La palabra se anida en los recovecos de la memoria, la palabra como un significado, una presencia que nos recorre en los diversos sitios del sentir. La palabra es lo menos palpable y lo más firme en el ser. Así los significados de un símbolo, del discurso de las cosas, lo que está delante y que de un modo apenas perceptible aparece, un tanto como el lenguaje corporal, pues es fácil identificar alguna persona enojada, feliz, triste…, pero el sentir de alguien sobrepasa hasta al mismo individuo que lo vive.

Rubén Bonifaz Nuño dictaría en un poema: “Acaso una palabra/ tan sólo, sé decir: al despedirme,/ lo más mío de mí se precipita/ afuera, y busca y toma lo que amo”. Y lo lleva finalmente al “adiós” y todo lo que cabe en esa palabra, el gigantesco resumen de lo que contiene y el sabor de un adiós.

Las cosas, su presencia que traduce a un amplio mosaico de situaciones: una televisión, un cuchillo, una pistola…, eco de la noche, instante en el que el corazón es una isla para que ahí quepa todo lo que abraza/abrasa una despedida, sitio de enormes calles y donde aparecen infinidad de personas o escenas seleccionadas. Es, pues, el corazón uno de los lugares más amplios, es, para mi significado, donde no cabe la penumbra.
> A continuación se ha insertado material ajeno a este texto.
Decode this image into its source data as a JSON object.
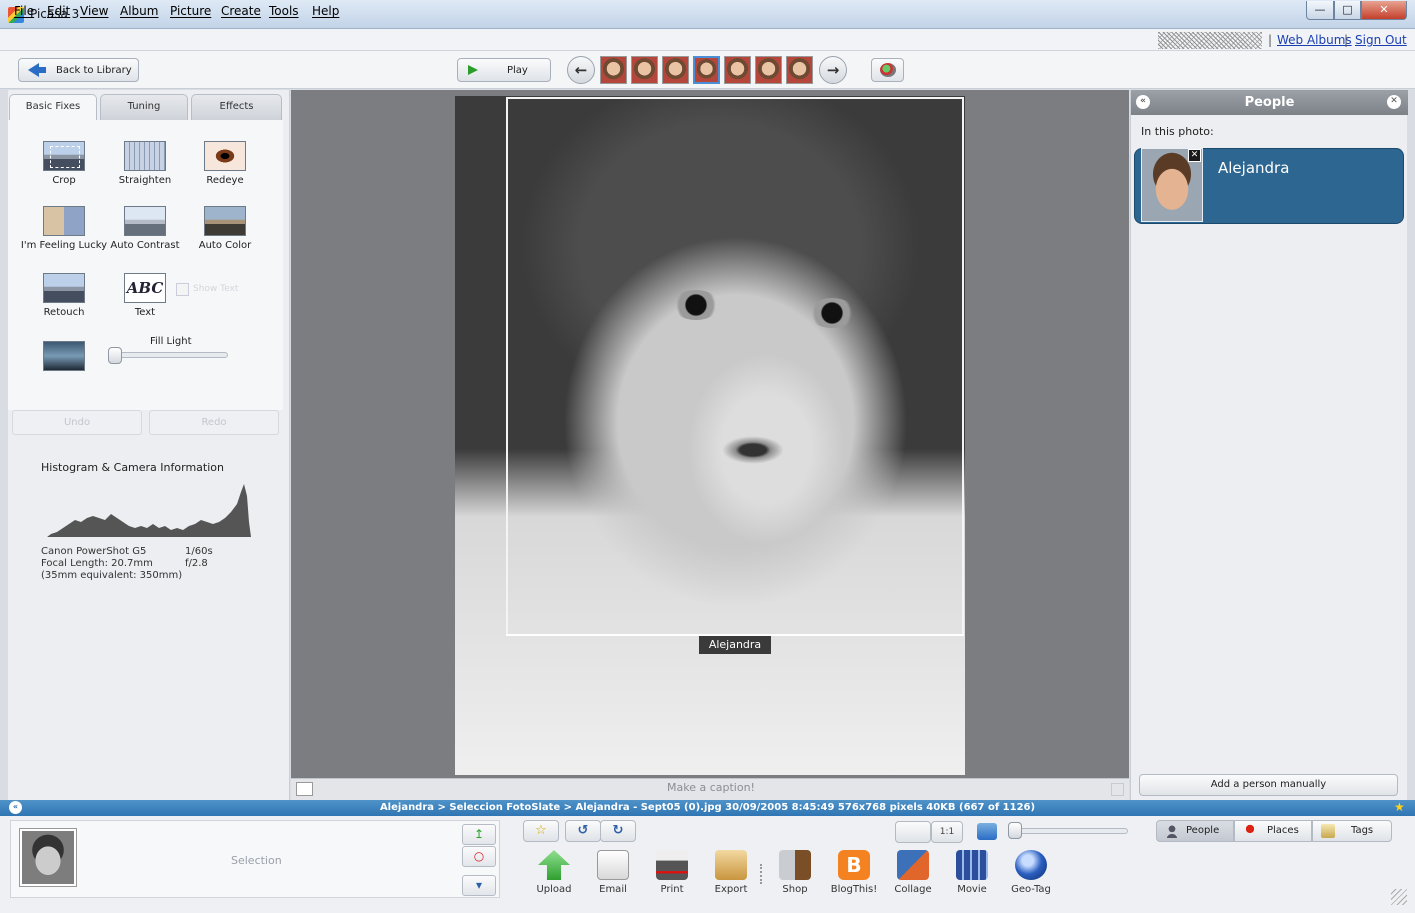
{
  "window": {
    "title": "Picasa 3",
    "min": "—",
    "max": "□",
    "close": "✕"
  },
  "menu": [
    "File",
    "Edit",
    "View",
    "Album",
    "Picture",
    "Create",
    "Tools",
    "Help"
  ],
  "account": {
    "web_albums": "Web Albums",
    "sign_out": "Sign Out",
    "separator": "|"
  },
  "toolbar": {
    "back_label": "Back to Library",
    "play_label": "Play",
    "prev_icon": "arrow-left-icon",
    "next_icon": "arrow-right-icon",
    "prev_glyph": "←",
    "next_glyph": "→",
    "thumbnail_count": 7
  },
  "left_panel": {
    "tabs": [
      "Basic Fixes",
      "Tuning",
      "Effects"
    ],
    "active_tab": "Basic Fixes",
    "tools": {
      "crop": "Crop",
      "straighten": "Straighten",
      "redeye": "Redeye",
      "lucky": "I'm Feeling Lucky",
      "auto_contrast": "Auto Contrast",
      "auto_color": "Auto Color",
      "retouch": "Retouch",
      "text": "Text",
      "text_glyph": "ABC"
    },
    "show_text": "Show Text",
    "fill_light": {
      "label": "Fill Light",
      "value": 0.0
    },
    "undo": "Undo",
    "redo": "Redo",
    "histogram_title": "Histogram & Camera Information",
    "camera": {
      "model": "Canon PowerShot G5",
      "focal": "Focal Length: 20.7mm",
      "equiv": "(35mm equivalent: 350mm)",
      "shutter": "1/60s",
      "aperture": "f/2.8"
    }
  },
  "photo": {
    "face_tag": "Alejandra",
    "caption_placeholder": "Make a caption!"
  },
  "right_panel": {
    "title": "People",
    "collapse_glyph": "«",
    "close_glyph": "✕",
    "in_photo": "In this photo:",
    "person_name": "Alejandra",
    "remove_glyph": "✕",
    "add_person": "Add a person manually"
  },
  "status": {
    "collapse_glyph": "«",
    "text": "Alejandra > Seleccion FotoSlate > Alejandra - Sept05 (0).jpg     30/09/2005 8:45:49     576x768 pixels     40KB     (667 of 1126)",
    "star": "★"
  },
  "tray": {
    "selection_label": "Selection",
    "hold_glyph": "↥",
    "clear_glyph": "○",
    "album_glyph": "▾",
    "star_glyph": "☆",
    "rotate_left_glyph": "↺",
    "rotate_right_glyph": "↻",
    "actions": {
      "upload": "Upload",
      "email": "Email",
      "print": "Print",
      "export": "Export",
      "shop": "Shop",
      "blogthis": "BlogThis!",
      "blog_glyph": "B",
      "collage": "Collage",
      "movie": "Movie",
      "geotag": "Geo-Tag"
    },
    "view_11": "1:1",
    "zoom_value": 0.0,
    "right_tabs": {
      "people": "People",
      "places": "Places",
      "tags": "Tags"
    }
  }
}
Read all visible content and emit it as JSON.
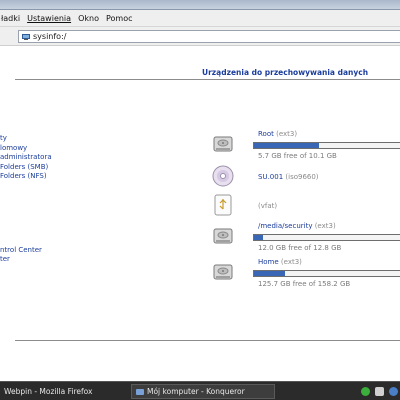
{
  "menubar": {
    "items": [
      "ładki",
      "Ustawienia",
      "Okno",
      "Pomoc"
    ]
  },
  "location": {
    "url": "sysinfo:/"
  },
  "left_links": [
    "ty",
    "lomowy",
    "administratora",
    "Folders (SMB)",
    "Folders (NFS)",
    "ntrol Center",
    "ter"
  ],
  "storage": {
    "heading": "Urządzenia do przechowywania danych",
    "devices": [
      {
        "name": "Root",
        "fs": "(ext3)",
        "free": "5.7 GB free of 10.1 GB",
        "used_fraction": 0.44,
        "icon": "hard-disk-icon"
      },
      {
        "name": "SU.001",
        "fs": "(iso9660)",
        "free": "",
        "used_fraction": null,
        "icon": "cd-rom-icon"
      },
      {
        "name": "",
        "fs": "(vfat)",
        "free": "",
        "used_fraction": null,
        "icon": "usb-drive-icon"
      },
      {
        "name": "/media/security",
        "fs": "(ext3)",
        "free": "12.0 GB free of 12.8 GB",
        "used_fraction": 0.06,
        "icon": "hard-disk-icon"
      },
      {
        "name": "Home",
        "fs": "(ext3)",
        "free": "125.7 GB free of 158.2 GB",
        "used_fraction": 0.21,
        "icon": "hard-disk-icon"
      }
    ]
  },
  "taskbar": {
    "firefox": "Webpin - Mozilla Firefox",
    "konqueror": "Mój komputer - Konqueror"
  },
  "colors": {
    "link": "#1b3d9c",
    "bar_fill": "#3a67b5",
    "taskbar": "#2b2b2b"
  }
}
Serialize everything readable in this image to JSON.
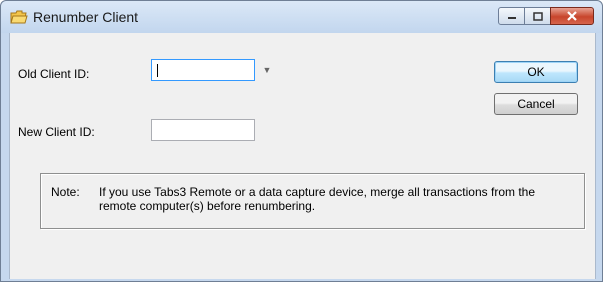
{
  "window": {
    "title": "Renumber Client",
    "icon": "folder-icon",
    "controls": [
      "minimize-icon",
      "maximize-icon",
      "close-icon"
    ]
  },
  "form": {
    "old_client_id_label": "Old Client ID:",
    "old_client_id_value": "",
    "new_client_id_label": "New Client ID:",
    "new_client_id_value": ""
  },
  "buttons": {
    "ok_label": "OK",
    "cancel_label": "Cancel"
  },
  "note": {
    "label": "Note:",
    "text": "If you use Tabs3 Remote or a data capture device, merge all transactions from the remote computer(s) before renumbering."
  },
  "colors": {
    "title_bar": "#c2d6ee",
    "close_button": "#c8452c",
    "default_button_border": "#3c7fb1"
  }
}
Las palabras y las cosas se ubican en un reflejo que los une, van en paralelo. Todo ello viene por un instante, un sueño donde alguien dictaba mi nombre, lo que se volvía como una punzada, algo incómodo, que llegaría a ser doloroso; luego aparecerían algunas cosas suspendidas y aquella misma voz hacía una analogía, por ejemplo, cuando pasó una pistola la voz dijo: “muérelo” o cuando un libro atravesaba lento la escena, la voz mencionó: “oculto”. Sin duda, algo inquietante que no desaparece, algo que me pertenece —porque lo sueños nos pertenecen…, ¿o no?—, y que descifrarlo no está en mis manos pero sí en mí, algo que me hace sentir que, como en el sueño, sigo en la levitación entre las palabras y las cosas.